Families of missing Austin men call for lights, cameras on trail off Rainey Street

Two families have banded together to push for the installation of lights and cameras on the Lady Bird Lake Trail right off Rainey Street. 

The family of Jason John and Martin Gutierrez both had loved ones last seen leaving Rainey Street on the trail only to be found a week later in the lake.

"It is pitch black. You can't see anything. I mean, there is no lighting," said Mitchell Gutierrez, brother to Martin Gutierrez.

Mitchell Gutierrez has been fighting to get lights and cameras installed on the trail since 2018. It is something he has wanted since his younger brother Martin went missing there four years ago. His body was found one week later in the lake.


"People are dying, and families are just being crushed and devastated through all of this. Something needs to be done," he said.

The location where Martin was found is almost the exact same spot 30-year-old Jason John’s body was found after he disappeared in early February. The John family had also been searching for a week before receiving the dreaded update.

"We're still in shock and we're still processing, but at least now we have closure," Rinju John told FOX 7 Austin the day after police found his brother Jason.

Mitchell says he reached out to the John family as soon as he heard Jason was missing. He says he saw similarities in both cases almost immediately. 

"Same thing: 2 a.m., Rainey Street, on a weekend, went missing out of the norm, didn't answer his phone. Seven days later, they found him," he said.


He says connecting with Jason's older brother Rinju for the first time was surreal.

"It was like I was talking in a mirror. That shock, that pain, that you don't know what to say, what to do, what to feel," said Mitchell.

Now the two families have banded together for a similar goal. A goal to make sure this does not happen to another family again.

"We want this to be something that changes Austin. We want that trail to be lit up. It's hard to believe in 2023 that the entire trail has no cameras on it. There's very little lighting. It's incredibly dark over there and that has to be fixed," said Rinju.
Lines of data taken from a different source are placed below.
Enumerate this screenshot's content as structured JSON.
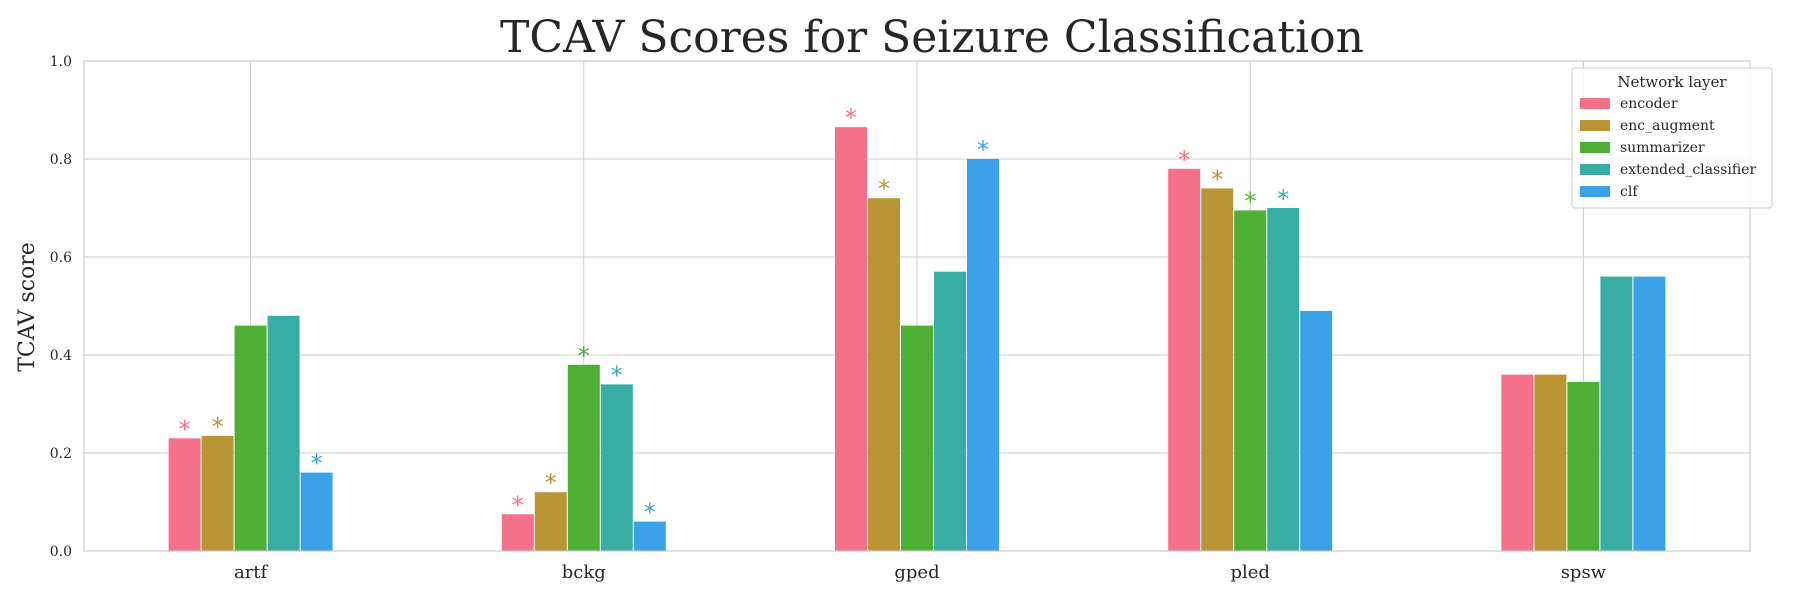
{
  "chart_data": {
    "type": "bar",
    "title": "TCAV Scores for Seizure Classification",
    "xlabel": "",
    "ylabel": "TCAV score",
    "ylim": [
      0,
      1.0
    ],
    "yticks": [
      "0.0",
      "0.2",
      "0.4",
      "0.6",
      "0.8",
      "1.0"
    ],
    "grid": true,
    "legend": {
      "title": "Network layer",
      "placement": "top-right"
    },
    "categories": [
      "artf",
      "bckg",
      "gped",
      "pled",
      "spsw"
    ],
    "significance_marker": "*",
    "series": [
      {
        "name": "encoder",
        "color": "#f5718a",
        "values": [
          0.23,
          0.075,
          0.865,
          0.78,
          0.36
        ],
        "significant": [
          true,
          true,
          true,
          true,
          false
        ]
      },
      {
        "name": "enc_augment",
        "color": "#b99535",
        "values": [
          0.235,
          0.12,
          0.72,
          0.74,
          0.36
        ],
        "significant": [
          true,
          true,
          true,
          true,
          false
        ]
      },
      {
        "name": "summarizer",
        "color": "#4daf33",
        "values": [
          0.46,
          0.38,
          0.46,
          0.695,
          0.345
        ],
        "significant": [
          false,
          true,
          false,
          true,
          false
        ]
      },
      {
        "name": "extended_classifier",
        "color": "#37ada3",
        "values": [
          0.48,
          0.34,
          0.57,
          0.7,
          0.56
        ],
        "significant": [
          false,
          true,
          false,
          true,
          false
        ]
      },
      {
        "name": "clf",
        "color": "#3ca2e8",
        "values": [
          0.16,
          0.06,
          0.8,
          0.49,
          0.56
        ],
        "significant": [
          true,
          true,
          true,
          false,
          false
        ]
      }
    ]
  }
}
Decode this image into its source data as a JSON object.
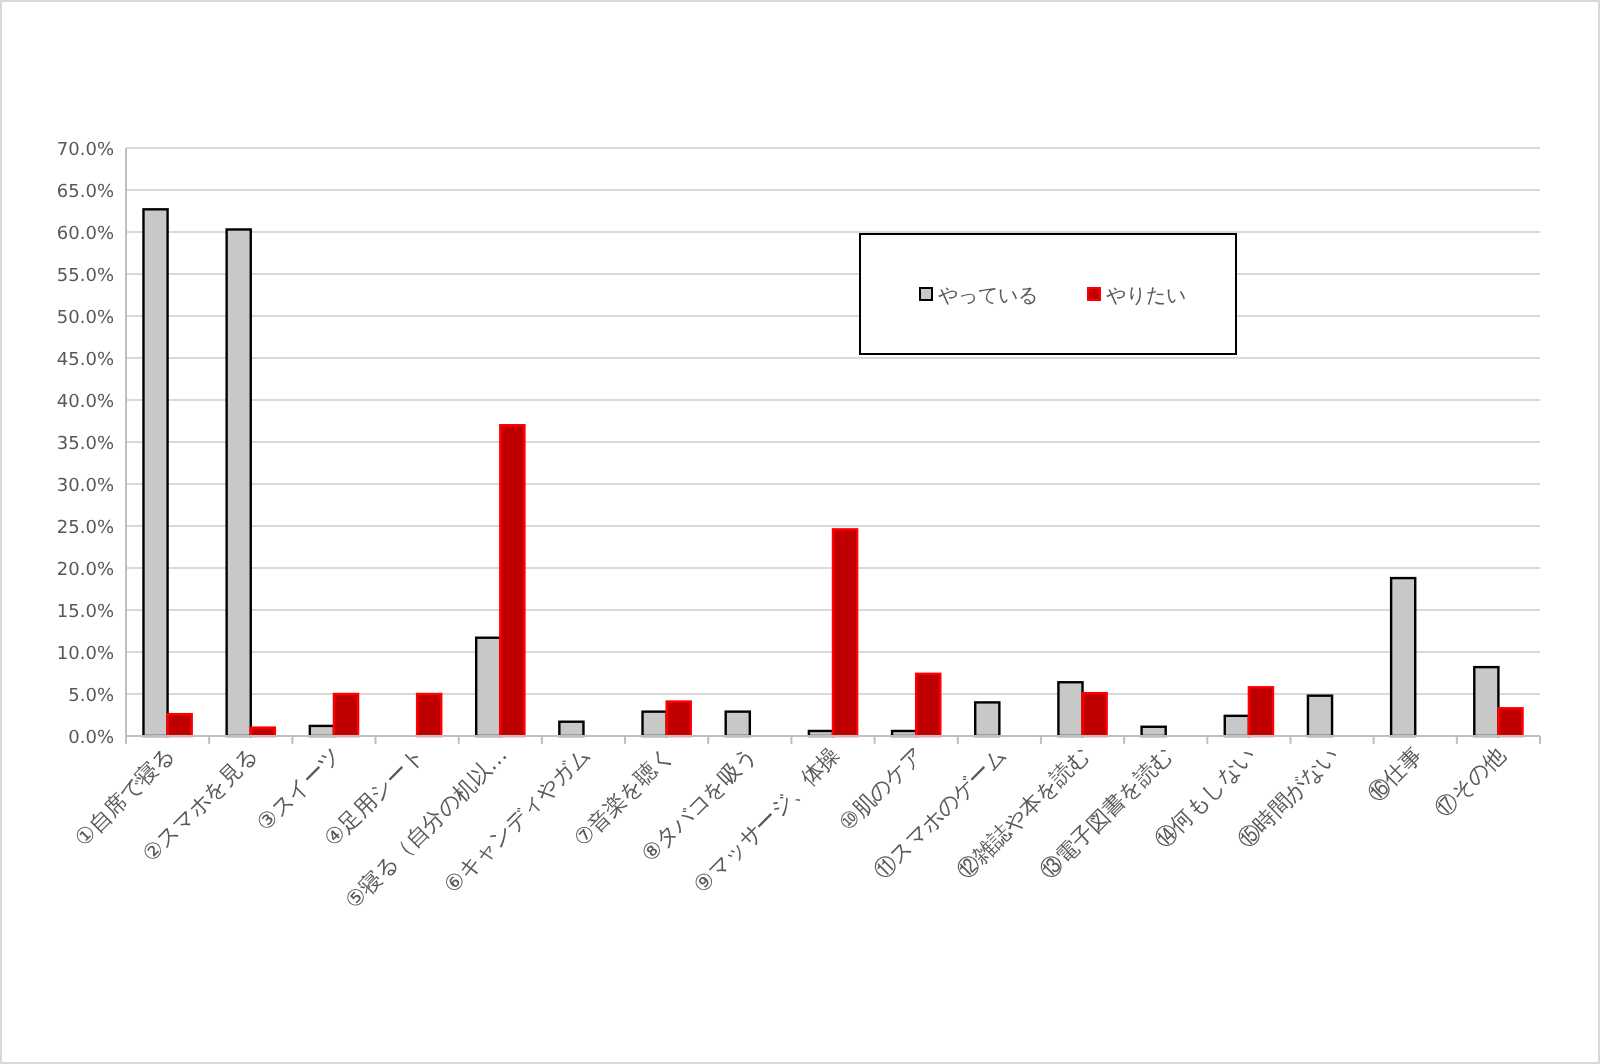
{
  "chart_data": {
    "type": "bar",
    "categories": [
      "①自席で寝る",
      "②スマホを見る",
      "③スイーツ",
      "④足用シート",
      "⑤寝る（自分の机以…",
      "⑥キャンディやガム",
      "⑦音楽を聴く",
      "⑧タバコを吸う",
      "⑨マッサージ、体操",
      "⑩肌のケア",
      "⑪スマホのゲーム",
      "⑫雑誌や本を読む",
      "⑬電子図書を読む",
      "⑭何もしない",
      "⑮時間がない",
      "⑯仕事",
      "⑰その他"
    ],
    "series": [
      {
        "name": "やっている",
        "color": "#c8c8c8",
        "values": [
          62.7,
          60.3,
          1.2,
          0,
          11.7,
          1.7,
          2.9,
          2.9,
          0.6,
          0.6,
          4.0,
          6.4,
          1.1,
          2.4,
          4.8,
          18.8,
          8.2
        ]
      },
      {
        "name": "やりたい",
        "color": "#c00000",
        "values": [
          2.6,
          1.0,
          5.0,
          5.0,
          37.0,
          0,
          4.1,
          0,
          24.6,
          7.4,
          0,
          5.1,
          0,
          5.8,
          0,
          0,
          3.3
        ]
      }
    ],
    "ylim": [
      0,
      70
    ],
    "yticks": [
      {
        "value": 0,
        "label": "0.0%"
      },
      {
        "value": 5,
        "label": "5.0%"
      },
      {
        "value": 10,
        "label": "10.0%"
      },
      {
        "value": 15,
        "label": "15.0%"
      },
      {
        "value": 20,
        "label": "20.0%"
      },
      {
        "value": 25,
        "label": "25.0%"
      },
      {
        "value": 30,
        "label": "30.0%"
      },
      {
        "value": 35,
        "label": "35.0%"
      },
      {
        "value": 40,
        "label": "40.0%"
      },
      {
        "value": 45,
        "label": "45.0%"
      },
      {
        "value": 50,
        "label": "50.0%"
      },
      {
        "value": 55,
        "label": "55.0%"
      },
      {
        "value": 60,
        "label": "60.0%"
      },
      {
        "value": 65,
        "label": "65.0%"
      },
      {
        "value": 70,
        "label": "70.0%"
      }
    ],
    "grid": "y",
    "legend": "top"
  }
}
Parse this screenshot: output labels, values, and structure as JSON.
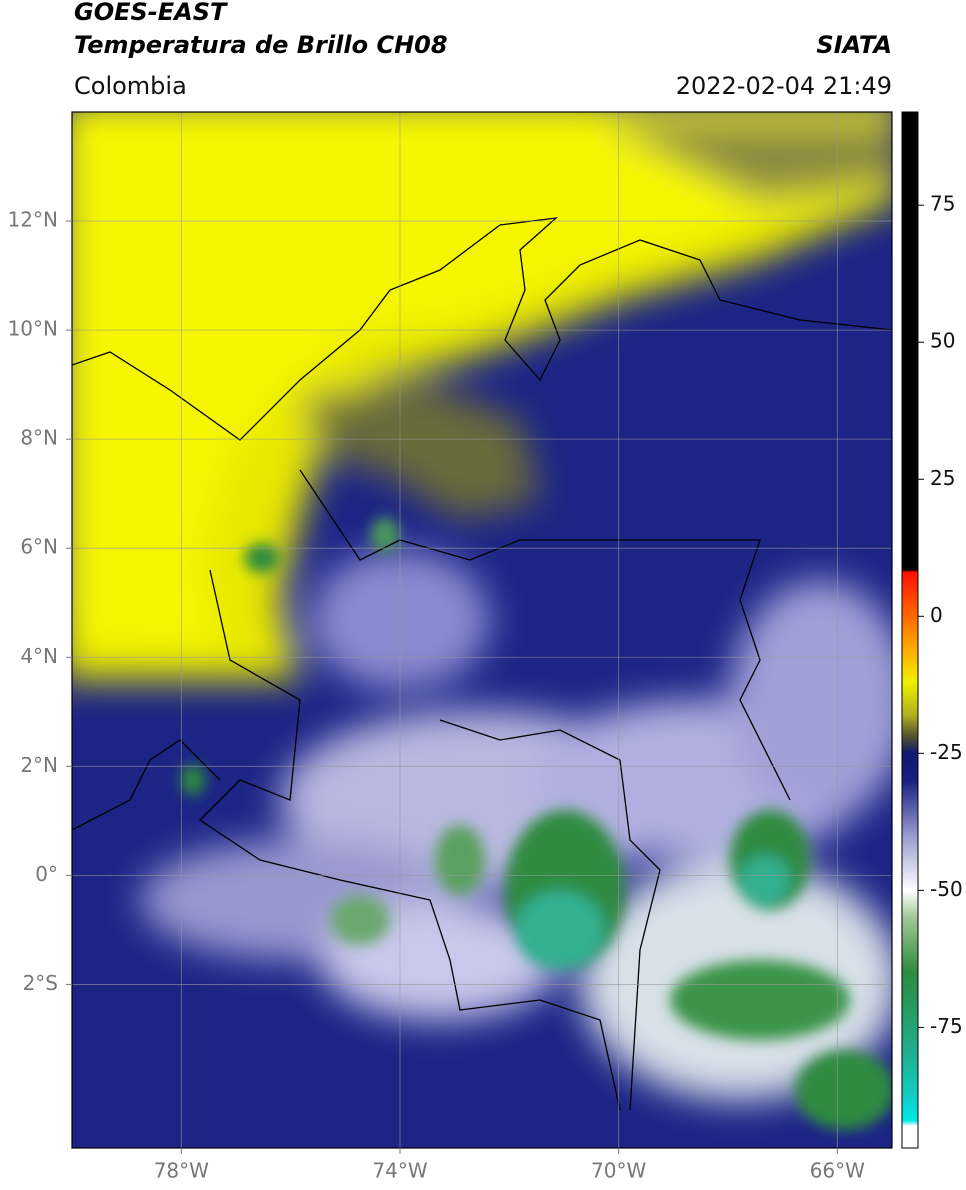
{
  "chart_data": {
    "type": "map",
    "title": "GOES-EAST",
    "subtitle": "Temperatura de Brillo CH08",
    "source": "SIATA",
    "region": "Colombia",
    "datetime": "2022-02-04 21:49",
    "xlim": [
      -80,
      -65
    ],
    "ylim": [
      -5,
      14
    ],
    "xticks": [
      {
        "value": -78,
        "label": "78°W"
      },
      {
        "value": -74,
        "label": "74°W"
      },
      {
        "value": -70,
        "label": "70°W"
      },
      {
        "value": -66,
        "label": "66°W"
      }
    ],
    "yticks": [
      {
        "value": 12,
        "label": "12°N"
      },
      {
        "value": 10,
        "label": "10°N"
      },
      {
        "value": 8,
        "label": "8°N"
      },
      {
        "value": 6,
        "label": "6°N"
      },
      {
        "value": 4,
        "label": "4°N"
      },
      {
        "value": 2,
        "label": "2°N"
      },
      {
        "value": 0,
        "label": "0°"
      },
      {
        "value": -2,
        "label": "2°S"
      }
    ],
    "grid": true,
    "colorbar": {
      "lim": [
        -97,
        92
      ],
      "ticks": [
        75,
        50,
        25,
        0,
        -25,
        -50,
        -75
      ],
      "stops": [
        {
          "value": -97,
          "color": "#ffffff"
        },
        {
          "value": -93,
          "color": "#ffffff"
        },
        {
          "value": -92,
          "color": "#00e8e8"
        },
        {
          "value": -88,
          "color": "#10d0c8"
        },
        {
          "value": -80,
          "color": "#20b090"
        },
        {
          "value": -65,
          "color": "#2e8b40"
        },
        {
          "value": -55,
          "color": "#a0c894"
        },
        {
          "value": -50,
          "color": "#ffffff"
        },
        {
          "value": -40,
          "color": "#9a9ad0"
        },
        {
          "value": -30,
          "color": "#1a2080"
        },
        {
          "value": -25,
          "color": "#101870"
        },
        {
          "value": -22,
          "color": "#505030"
        },
        {
          "value": -18,
          "color": "#b0b020"
        },
        {
          "value": -12,
          "color": "#f0f000"
        },
        {
          "value": -5,
          "color": "#ffa000"
        },
        {
          "value": 8,
          "color": "#ff1000"
        },
        {
          "value": 8.5,
          "color": "#000000"
        },
        {
          "value": 92,
          "color": "#000000"
        }
      ]
    }
  }
}
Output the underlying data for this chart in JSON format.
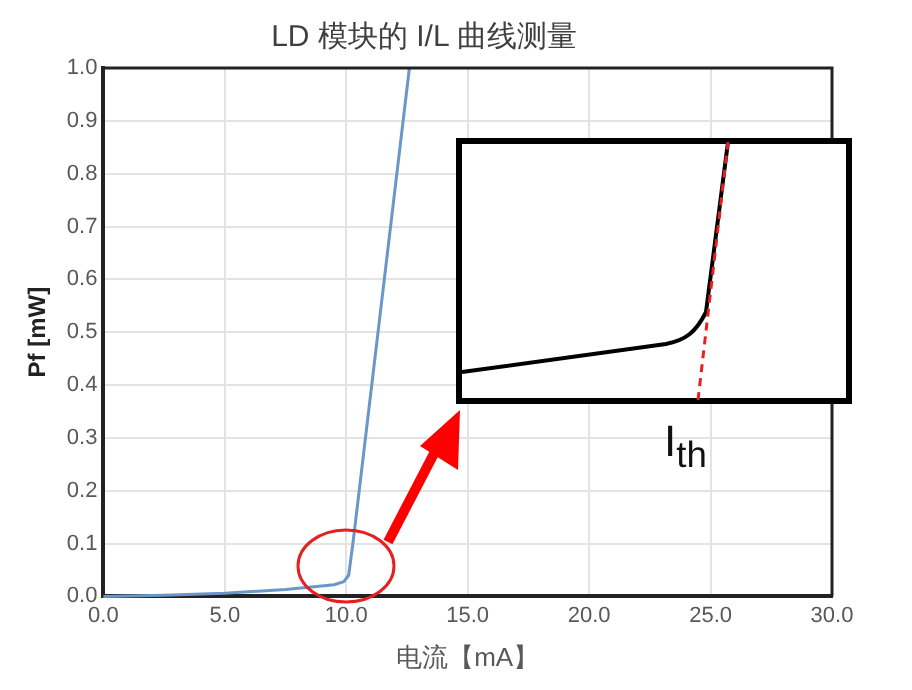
{
  "chart_data": {
    "type": "line",
    "title": "LD 模块的 I/L 曲线测量",
    "xlabel": "电流【mA】",
    "ylabel": "Pf [mW]",
    "x": [
      0,
      2.5,
      5,
      7.5,
      9.5,
      9.9,
      10.1,
      10.3,
      12.6
    ],
    "series": [
      {
        "color": "#6a96c8",
        "values": [
          0,
          0.002,
          0.006,
          0.013,
          0.022,
          0.028,
          0.04,
          0.11,
          1.0
        ]
      }
    ],
    "xlim": [
      0,
      30
    ],
    "xticks": [
      {
        "value": 0,
        "label": "0.0"
      },
      {
        "value": 5,
        "label": "5.0"
      },
      {
        "value": 10,
        "label": "10.0"
      },
      {
        "value": 15,
        "label": "15.0"
      },
      {
        "value": 20,
        "label": "20.0"
      },
      {
        "value": 25,
        "label": "25.0"
      },
      {
        "value": 30,
        "label": "30.0"
      }
    ],
    "ylim": [
      0,
      1
    ],
    "yticks": [
      {
        "value": 0,
        "label": "0.0"
      },
      {
        "value": 0.1,
        "label": "0.1"
      },
      {
        "value": 0.2,
        "label": "0.2"
      },
      {
        "value": 0.3,
        "label": "0.3"
      },
      {
        "value": 0.4,
        "label": "0.4"
      },
      {
        "value": 0.5,
        "label": "0.5"
      },
      {
        "value": 0.6,
        "label": "0.6"
      },
      {
        "value": 0.7,
        "label": "0.7"
      },
      {
        "value": 0.8,
        "label": "0.8"
      },
      {
        "value": 0.9,
        "label": "0.9"
      },
      {
        "value": 1,
        "label": "1.0"
      }
    ],
    "grid": true,
    "marker": "none",
    "line_style": "solid",
    "annotations": [
      "I$_{th}$"
    ]
  }
}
Both families recently sat down with state and local leaders to discuss the idea of lights and cameras on the trails. They feel their plea for change might actually become a reality. If and when it happens, Mitchell says it will be the ultimate testimony to both lives lost.

"Surveillance and lighting will mean that we actually made a change, that something happened, that my brother's death won't go in vain," said Mitchell.